Editor’s Note: This post was written as a preview of an upcoming Supreme Court of Canada decision for the Fantasy Courts website and newsletter.

This Week at the SCC

On Friday, May 6, 2022, the SCC is releasing its decision in R. v. J.F. At issue is whether the Jordan framework can be applied in a retrial for delay that was caused in the original trial and not challenged.

In February 2011, the respondent, J.F., was charged with several offences. While judgment was reserved, the Supreme Court rendered its decision in R. v. Jordan, 2016 SCC 27. Following the first trial, J.F. was acquitted in February 2017. The total delay between the charges and the verdict was 72 months and 2 days. In June 2018, the Quebec Court of Appeal ordered a new trial because of errors of law in the trial judgment. The delay between that order and the anticipated end of the new trial was 10 months and 5 days.

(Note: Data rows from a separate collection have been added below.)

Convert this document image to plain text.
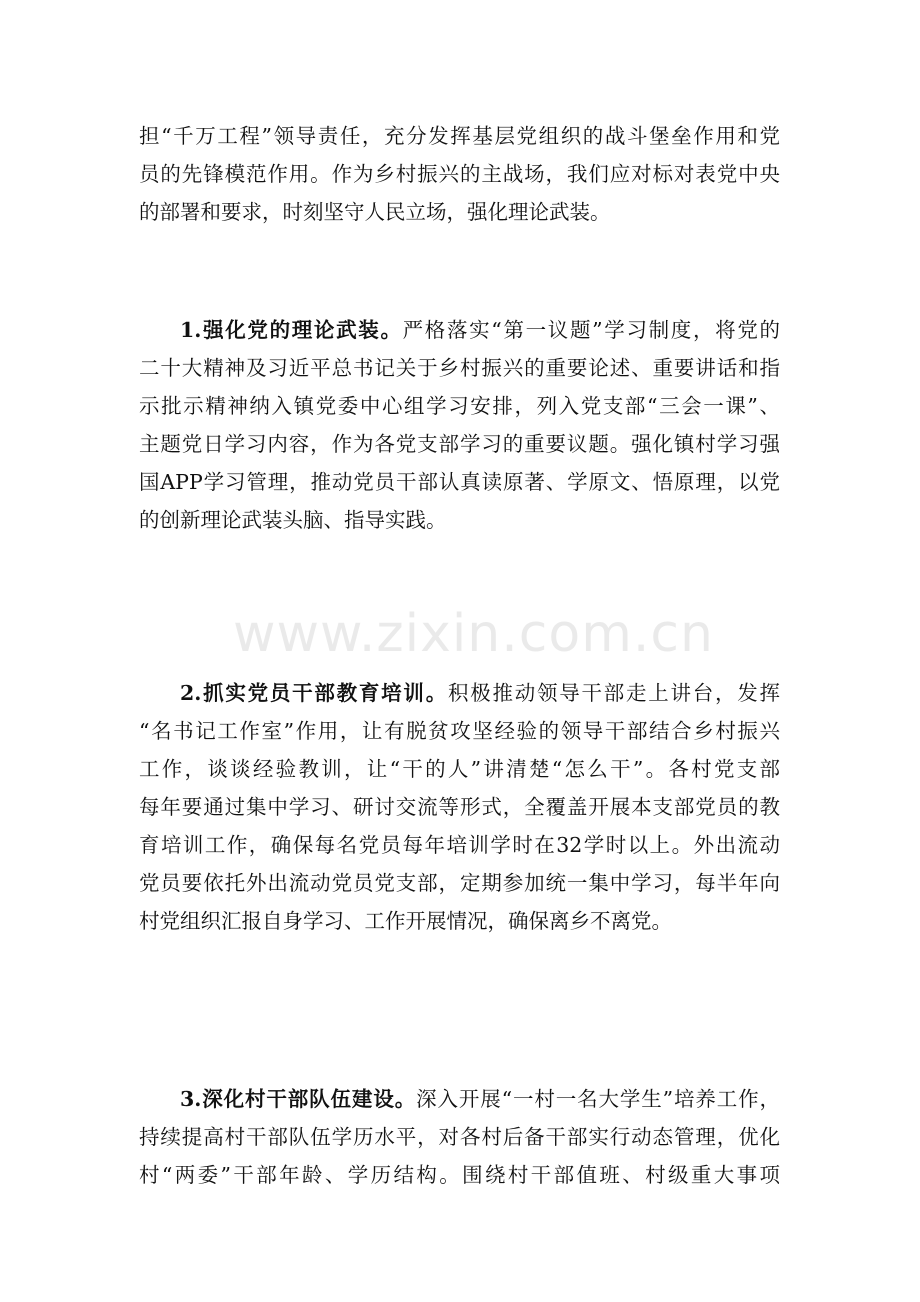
www.zixin.com.cn
担“千万工程”领导责任，充分发挥基层党组织的战斗堡垒作用和党
员的先锋模范作用。作为乡村振兴的主战场，我们应对标对表党中央
的部署和要求，时刻坚守人民立场，强化理论武装。
1.强化党的理论武装。严格落实“第一议题”学习制度，将党的
二十大精神及习近平总书记关于乡村振兴的重要论述、重要讲话和指
示批示精神纳入镇党委中心组学习安排，列入党支部“三会一课”、
主题党日学习内容，作为各党支部学习的重要议题。强化镇村学习强
国APP学习管理，推动党员干部认真读原著、学原文、悟原理，以党
的创新理论武装头脑、指导实践。
2.抓实党员干部教育培训。积极推动领导干部走上讲台，发挥
“名书记工作室”作用，让有脱贫攻坚经验的领导干部结合乡村振兴
工作，谈谈经验教训，让“干的人”讲清楚“怎么干”。各村党支部
每年要通过集中学习、研讨交流等形式，全覆盖开展本支部党员的教
育培训工作，确保每名党员每年培训学时在32学时以上。外出流动
党员要依托外出流动党员党支部，定期参加统一集中学习，每半年向
村党组织汇报自身学习、工作开展情况，确保离乡不离党。
3.深化村干部队伍建设。深入开展“一村一名大学生”培养工作，
持续提高村干部队伍学历水平，对各村后备干部实行动态管理，优化
村“两委”干部年龄、学历结构。围绕村干部值班、村级重大事项
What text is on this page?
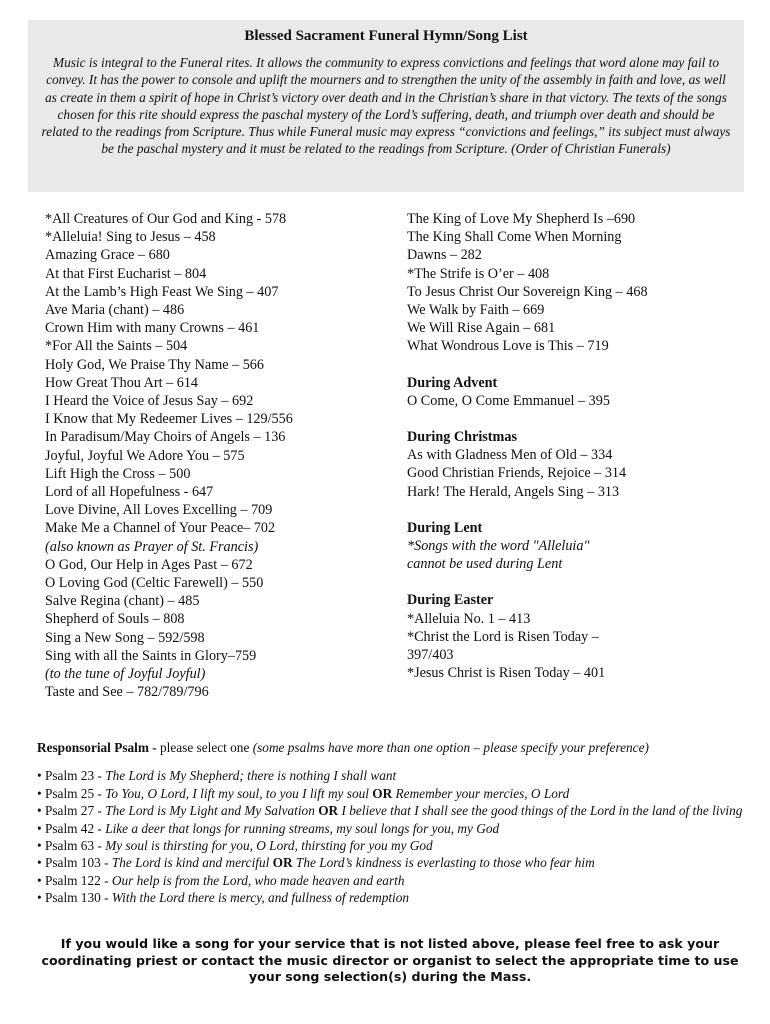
Blessed Sacrament Funeral Hymn/Song List

Music is integral to the Funeral rites. It allows the community to express convictions and feelings that word alone may fail to convey. It has the power to console and uplift the mourners and to strengthen the unity of the assembly in faith and love, as well as create in them a spirit of hope in Christ’s victory over death and in the Christian’s share in that victory. The texts of the songs chosen for this rite should express the paschal mystery of the Lord’s suffering, death, and triumph over death and should be related to the readings from Scripture. Thus while Funeral music may express “convictions and feelings,” its subject must always be the paschal mystery and it must be related to the readings from Scripture. (Order of Christian Funerals)

*All Creatures of Our God and King - 578
*Alleluia! Sing to Jesus – 458
Amazing Grace – 680
At that First Eucharist – 804
At the Lamb’s High Feast We Sing – 407
Ave Maria (chant) – 486
Crown Him with many Crowns – 461
*For All the Saints – 504
Holy God, We Praise Thy Name – 566
How Great Thou Art – 614
I Heard the Voice of Jesus Say – 692
I Know that My Redeemer Lives – 129/556
In Paradisum/May Choirs of Angels – 136
Joyful, Joyful We Adore You – 575
Lift High the Cross – 500
Lord of all Hopefulness - 647
Love Divine, All Loves Excelling – 709
Make Me a Channel of Your Peace– 702
(also known as Prayer of St. Francis)
O God, Our Help in Ages Past – 672
O Loving God (Celtic Farewell) – 550
Salve Regina (chant) – 485
Shepherd of Souls – 808
Sing a New Song – 592/598
Sing with all the Saints in Glory–759
(to the tune of Joyful Joyful)
Taste and See – 782/789/796
The King of Love My Shepherd Is –690
The King Shall Come When Morning
Dawns – 282
*The Strife is O’er – 408
To Jesus Christ Our Sovereign King – 468
We Walk by Faith – 669
We Will Rise Again – 681
What Wondrous Love is This – 719
During Advent
O Come, O Come Emmanuel – 395
During Christmas
As with Gladness Men of Old – 334
Good Christian Friends, Rejoice – 314
Hark! The Herald, Angels Sing – 313
During Lent
*Songs with the word "Alleluia"
cannot be used during Lent
During Easter
*Alleluia No. 1 – 413
*Christ the Lord is Risen Today –
397/403
*Jesus Christ is Risen Today – 401
Responsorial Psalm - please select one (some psalms have more than one option – please specify your preference)
• Psalm 23 - The Lord is My Shepherd; there is nothing I shall want
• Psalm 25 - To You, O Lord, I lift my soul, to you I lift my soul OR Remember your mercies, O Lord
• Psalm 27 - The Lord is My Light and My Salvation OR I believe that I shall see the good things of the Lord in the land of the living
• Psalm 42 - Like a deer that longs for running streams, my soul longs for you, my God
• Psalm 63 - My soul is thirsting for you, O Lord, thirsting for you my God
• Psalm 103 - The Lord is kind and merciful OR The Lord’s kindness is everlasting to those who fear him
• Psalm 122 - Our help is from the Lord, who made heaven and earth
• Psalm 130 - With the Lord there is mercy, and fullness of redemption
If you would like a song for your service that is not listed above, please feel free to ask your coordinating priest or contact the music director or organist to select the appropriate time to use your song selection(s) during the Mass.
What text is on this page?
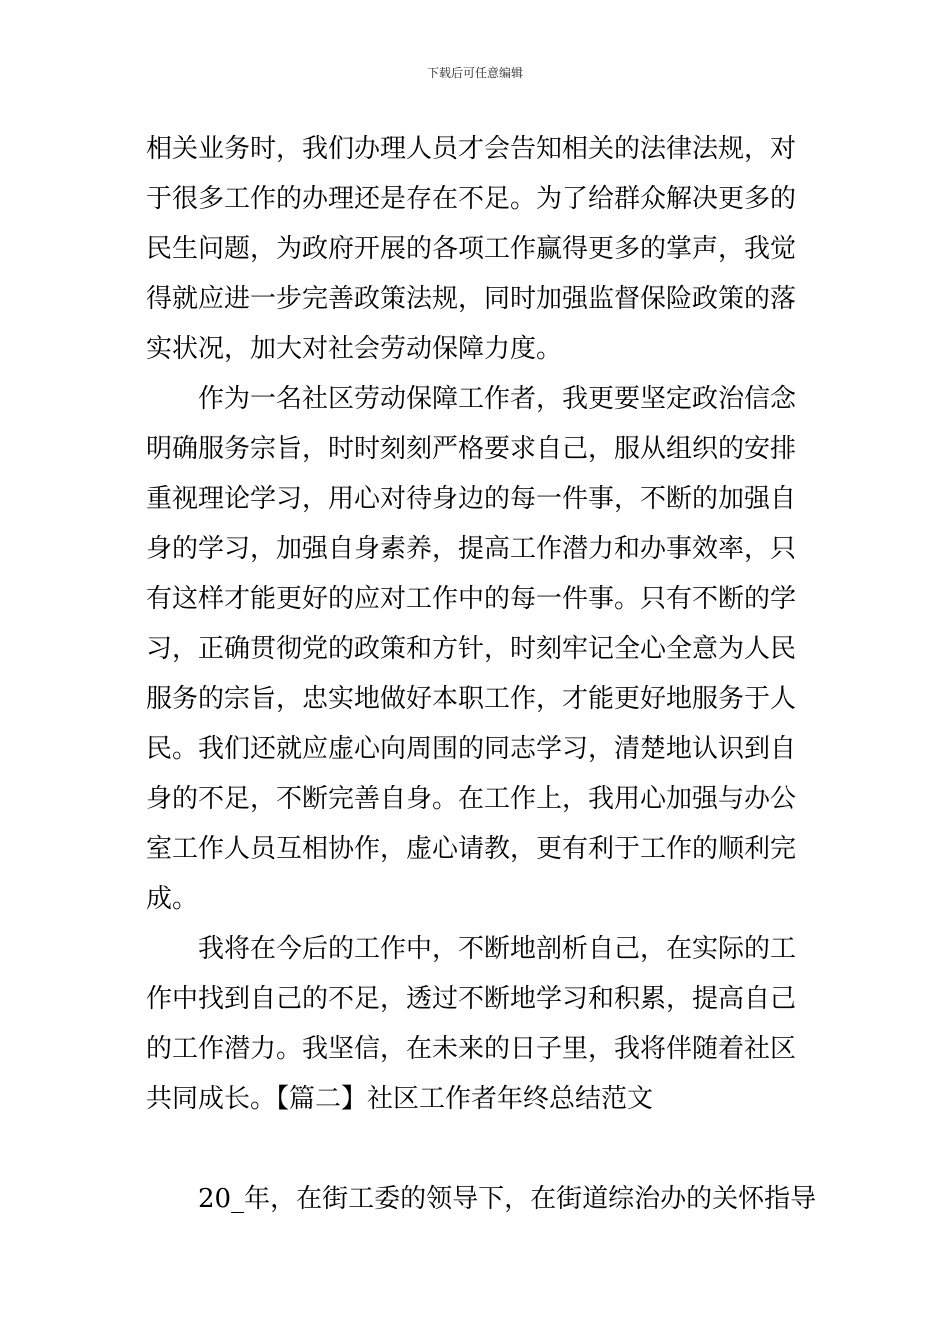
下载后可任意编辑
相关业务时，我们办理人员才会告知相关的法律法规，对
于很多工作的办理还是存在不足。为了给群众解决更多的
民生问题，为政府开展的各项工作赢得更多的掌声，我觉
得就应进一步完善政策法规，同时加强监督保险政策的落
实状况，加大对社会劳动保障力度。
　　作为一名社区劳动保障工作者，我更要坚定政治信念
明确服务宗旨，时时刻刻严格要求自己，服从组织的安排
重视理论学习，用心对待身边的每一件事，不断的加强自
身的学习，加强自身素养，提高工作潜力和办事效率，只
有这样才能更好的应对工作中的每一件事。只有不断的学
习，正确贯彻党的政策和方针，时刻牢记全心全意为人民
服务的宗旨，忠实地做好本职工作，才能更好地服务于人
民。我们还就应虚心向周围的同志学习，清楚地认识到自
身的不足，不断完善自身。在工作上，我用心加强与办公
室工作人员互相协作，虚心请教，更有利于工作的顺利完
成。
　　我将在今后的工作中，不断地剖析自己，在实际的工
作中找到自己的不足，透过不断地学习和积累，提高自己
的工作潜力。我坚信，在未来的日子里，我将伴随着社区
共同成长。【篇二】社区工作者年终总结范文
　　20_年，在街工委的领导下，在街道综治办的关怀指导
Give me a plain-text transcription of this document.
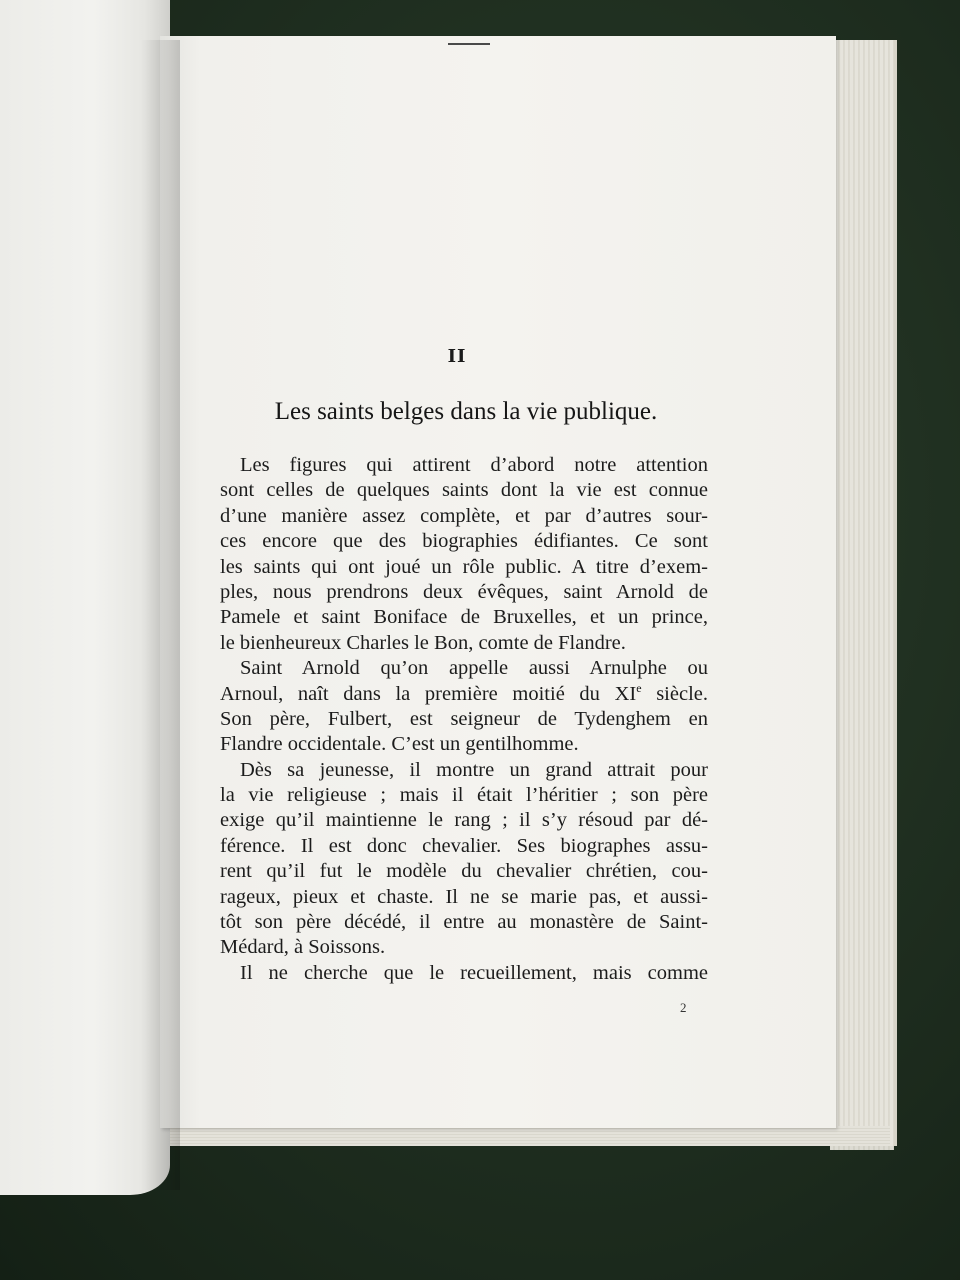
II
Les saints belges dans la vie publique.
Les figures qui attirent d’abord notre attention
sont celles de quelques saints dont la vie est connue
d’une manière assez complète, et par d’autres sour-
ces encore que des biographies édifiantes. Ce sont
les saints qui ont joué un rôle public. A titre d’exem-
ples, nous prendrons deux évêques, saint Arnold de
Pamele et saint Boniface de Bruxelles, et un prince,
le bienheureux Charles le Bon, comte de Flandre.
Saint Arnold qu’on appelle aussi Arnulphe ou
Arnoul, naît dans la première moitié du XIe siècle.
Son père, Fulbert, est seigneur de Tydenghem en
Flandre occidentale. C’est un gentilhomme.
Dès sa jeunesse, il montre un grand attrait pour
la vie religieuse ; mais il était l’héritier ; son père
exige qu’il maintienne le rang ; il s’y résoud par dé-
férence. Il est donc chevalier. Ses biographes assu-
rent qu’il fut le modèle du chevalier chrétien, cou-
rageux, pieux et chaste. Il ne se marie pas, et aussi-
tôt son père décédé, il entre au monastère de Saint-
Médard, à Soissons.
Il ne cherche que le recueillement, mais comme
2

J.F. filed a motion for a stay of proceedings under s. 11(b) of the Charter in December 2018. The trial judge found that the delay for the first trial was unreasonable and that J.F. had never waived his right to be tried within a reasonable time. She granted the motion and ordered a stay of proceedings. In a unanimous judgment, the Court of Appeal upheld the trial judge’s order, but for reasons that differed from those of the trial judge.

I’m leaning towards appeal dismissed on the basis of the extreme amount of delay for the first trial (over 5 years). No matter how the framework is modified to apply in this situation, it seems difficult to reconcile it with permitting that much delay.

Last SCC Decision

  • On April 29, 2022, the Supreme Court of Canada released its decision in R. v. Dussault, 2022 SCC 16.
  • In a unanimous decision written by Justice Moldaver, the Court dismissed the appeal. It found that in the unique circumstances of the case, the police were required to provide the accused with a further opportunity to consult counsel before questioning him.
  • Police can typically discharge their duty by facilitating a single consultation at the time of detention or shortly thereafter. Detainees do not have a right to obtain, and police do not have a duty to facilitate, the continuous assistance of counsel.
  • But there are three exceptions: new procedures involving the detainee; a change in the jeopardy facing the detainee; or reason to believe that the first information provided was deficient.
  • In this case, the third exception applied by virtue of the police unintentionally undermining the legal advice provided to the detainee.
  • 100% of players correctly predicted this one!